Social media is here to stay and parents need to get on board. Apps such as such as Facebook, Twitter, Snapchat, Instagram, ooVoo, WeChat, Vine and KakaoTalk are more popular then ever among young users ages 11 to 17.
Children and Teenagers utilize social media to stay connected, communicate with friends, complete school assignments and stay informed. I have read some pretty scathing articles about how children should stay away from social media and I just don’t agree. I believe that with the right preparation, education and supervision, social media apps can be beneficial for young users.
Here are a few rules for parents who are ready to take the social media plunge with their children.
RULE #1: ASK QUESTIONS
“What are my expectations? What are my child’s expectations? How do I think my child is going to use social media? These are questions parents should ask themselves, discuss with their spouse, and then discuss with their children.
RULE #2: GET INFORMED
Do your homework. It is the parent’s responsibility to learn about the social media apps as well as learn how to use them. Parents should not allow their children to use social media apps, unless you know to use it yourself. Go online and ready all you can about these apps, but don’t let some of the articles scare you. Your children, whether it is now or in the future will use these apps. This is the time when you can teach them how to use them correctly and appropriately.
RULE #3: CONTACTS
As a general rule, parents should know EVERY CONTACT on their child’s device. Parents need to be aware of who their children are texting. This goes for social media apps as well. If there is not a name (or username) that you recognize, ask your child who this person is, where do they go to school, how do they know this person, what grade are they in, etc. The first day you set up an account for your child, parents should follow their child’s account, until trust is established.
RULE #4: SET SCHEDULE AND EXCHANGE PASSWORDS
Parents should have usernames AND passwords for their children’s accounts. There should also be rules set for days/times when social media is allowed. This is set by the parents and should not be broken. Example: No social media during homework time or dinnertime. No social media after 9:00 pm on a school night. Or devices must be turned in daily after school. Is it okay for your child to be on social media when at a friend’s house?? Whatever the rules will be, set them, WRITE THEM DOWN, and be firm when enforcing them.

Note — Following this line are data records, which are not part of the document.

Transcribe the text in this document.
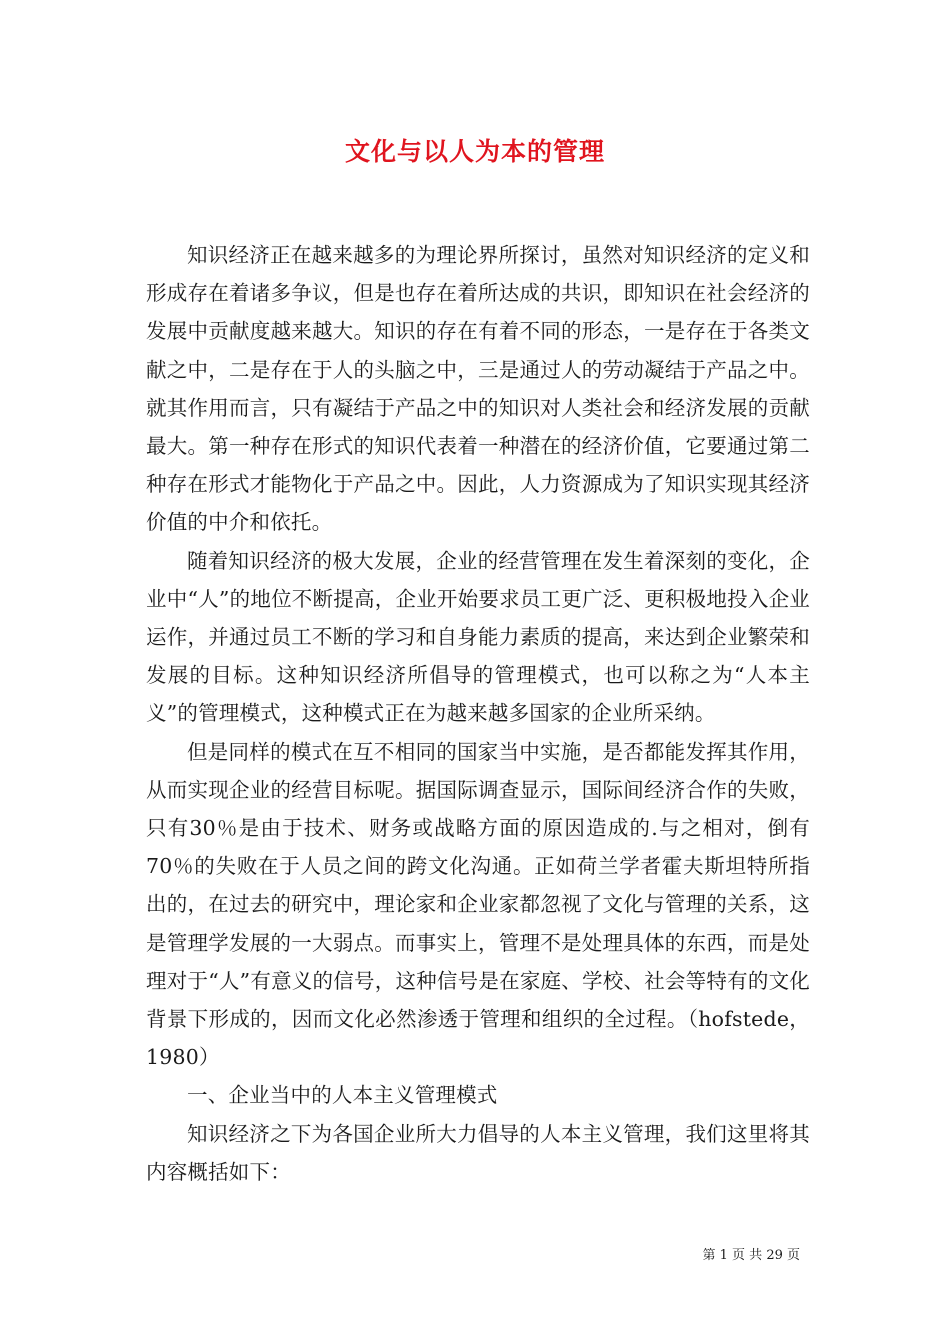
文化与以人为本的管理

知识经济正在越来越多的为理论界所探讨，虽然对知识经济的定义和形成存在着诸多争议，但是也存在着所达成的共识，即知识在社会经济的发展中贡献度越来越大。知识的存在有着不同的形态，一是存在于各类文献之中，二是存在于人的头脑之中，三是通过人的劳动凝结于产品之中。就其作用而言，只有凝结于产品之中的知识对人类社会和经济发展的贡献最大。第一种存在形式的知识代表着一种潜在的经济价值，它要通过第二种存在形式才能物化于产品之中。因此，人力资源成为了知识实现其经济价值的中介和依托。

随着知识经济的极大发展，企业的经营管理在发生着深刻的变化，企业中“人”的地位不断提高，企业开始要求员工更广泛、更积极地投入企业运作，并通过员工不断的学习和自身能力素质的提高，来达到企业繁荣和发展的目标。这种知识经济所倡导的管理模式，也可以称之为“人本主义”的管理模式，这种模式正在为越来越多国家的企业所采纳。

但是同样的模式在互不相同的国家当中实施，是否都能发挥其作用，从而实现企业的经营目标呢。据国际调查显示，国际间经济合作的失败，只有30％是由于技术、财务或战略方面的原因造成的.与之相对，倒有70％的失败在于人员之间的跨文化沟通。正如荷兰学者霍夫斯坦特所指出的，在过去的研究中，理论家和企业家都忽视了文化与管理的关系，这是管理学发展的一大弱点。而事实上，管理不是处理具体的东西，而是处理对于“人”有意义的信号，这种信号是在家庭、学校、社会等特有的文化背景下形成的，因而文化必然渗透于管理和组织的全过程。（hofstede，1980）

一、企业当中的人本主义管理模式

知识经济之下为各国企业所大力倡导的人本主义管理，我们这里将其内容概括如下：

第 1 页 共 29 页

RULE #5: SET THE BOUNDARIES FOR POSTING
Exactly what kind of contact do you as a parent, as well as for your children, regard as inappropriate? Be very specific when discussing this and WRITE DOWN THE RULES if you have to. Example: No selfies, or no selfies below the shoulder. Or no swimsuit selfies, or no selfies or pictures with your younger siblings. Or my personal favorite rule: No pictures/videos of mom or dad.

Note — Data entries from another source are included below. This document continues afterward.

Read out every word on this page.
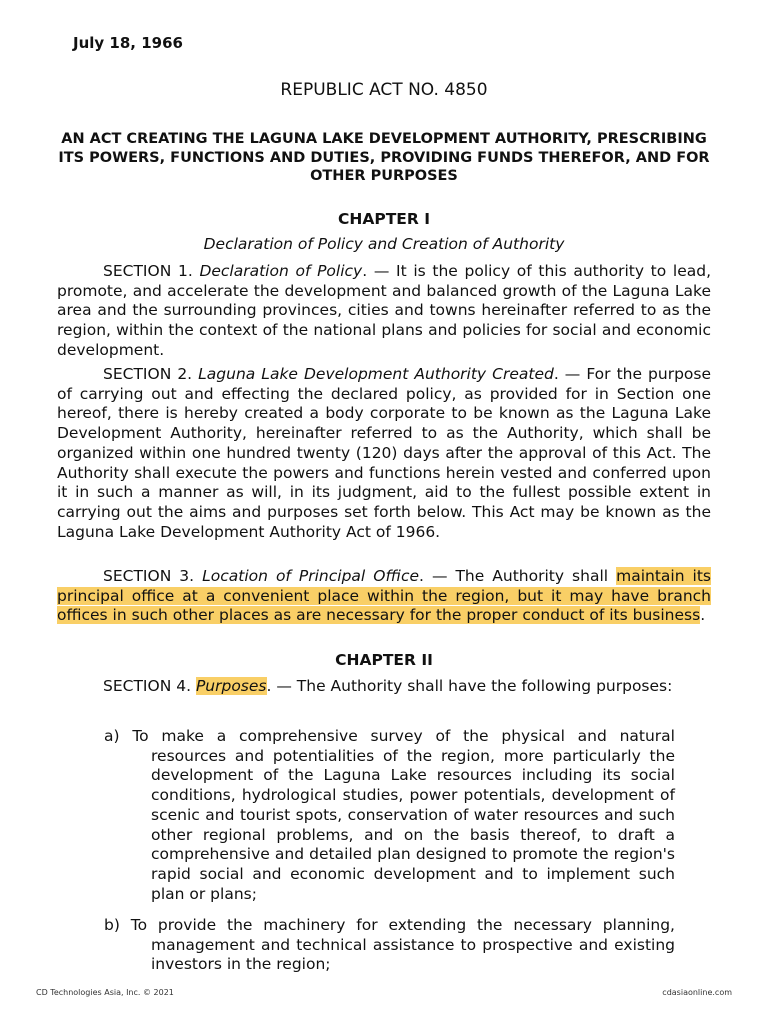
July 18, 1966
REPUBLIC ACT NO. 4850
AN ACT CREATING THE LAGUNA LAKE DEVELOPMENT AUTHORITY, PRESCRIBING ITS POWERS, FUNCTIONS AND DUTIES, PROVIDING FUNDS THEREFOR, AND FOR OTHER PURPOSES
CHAPTER I
Declaration of Policy and Creation of Authority

SECTION 1. Declaration of Policy. — It is the policy of this authority to lead, promote, and accelerate the development and balanced growth of the Laguna Lake area and the surrounding provinces, cities and towns hereinafter referred to as the region, within the context of the national plans and policies for social and economic development.

SECTION 2. Laguna Lake Development Authority Created. — For the purpose of carrying out and effecting the declared policy, as provided for in Section one hereof, there is hereby created a body corporate to be known as the Laguna Lake Development Authority, hereinafter referred to as the Authority, which shall be organized within one hundred twenty (120) days after the approval of this Act. The Authority shall execute the powers and functions herein vested and conferred upon it in such a manner as will, in its judgment, aid to the fullest possible extent in carrying out the aims and purposes set forth below. This Act may be known as the Laguna Lake Development Authority Act of 1966.

SECTION 3. Location of Principal Office. — The Authority shall maintain its principal office at a convenient place within the region, but it may have branch offices in such other places as are necessary for the proper conduct of its business.

CHAPTER II

SECTION 4. Purposes. — The Authority shall have the following purposes:

a) To make a comprehensive survey of the physical and natural resources and potentialities of the region, more particularly the development of the Laguna Lake resources including its social conditions, hydrological studies, power potentials, development of scenic and tourist spots, conservation of water resources and such other regional problems, and on the basis thereof, to draft a comprehensive and detailed plan designed to promote the region's rapid social and economic development and to implement such plan or plans;

b) To provide the machinery for extending the necessary planning, management and technical assistance to prospective and existing investors in the region;

CD Technologies Asia, Inc. © 2021	cdasiaonline.com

If your child is texting someone you do not know, or the other person is texting something inappropriate, block them. (You should have learned how to block contacts when you completed Rule #2 get informed.)
RULE #6: AUDITING & SUPERVISION
Just like all other aspects of parenting, children should be allowed freedoms in order to learn and gain trust and responsibility. This does not mean we give them that trust blindly. You wouldn’t give the keys to your car to a newly licensed teen driver and allow them to have free reign would you?? No. Social media is no different.
Start off slow. Allow your child to use social media while you are next to them. These first few months should be supervised ALL THE TIME. Once they show you they can follow your rules and boundaries, give them a little more freedom, BUT ALWAYS AUDIT YOUR CHILD’S SOCIAL MEDIA ACCOUNT.
Random audits are my favorite. Parents should be looking through pictures and other posts, AS WELL AS their child’s contacts posts on social media. Once you begin to trust your child and they show they can use social media wisely and appropriately, audits can become less frequent, but they still need to be done until your child is completely independent (Usually around 17-18 years old)
Typically young adolescents need more parent involvement and monitoring of their social media accounts. Certainly, as your children mature and hit their later years of high school that constant supervision is not typically warranted. However, spot checks are always a good idea even after trust is built and your social media management rules are being followed.
Social media can be your families’ friend, especially if used correctly. It’s a great way to learn more about your kids, their interests, their friends and what is going on in your community. And for parents of soon to be graduates and college aged children, sometimes it may be the only way you can communicate with your child.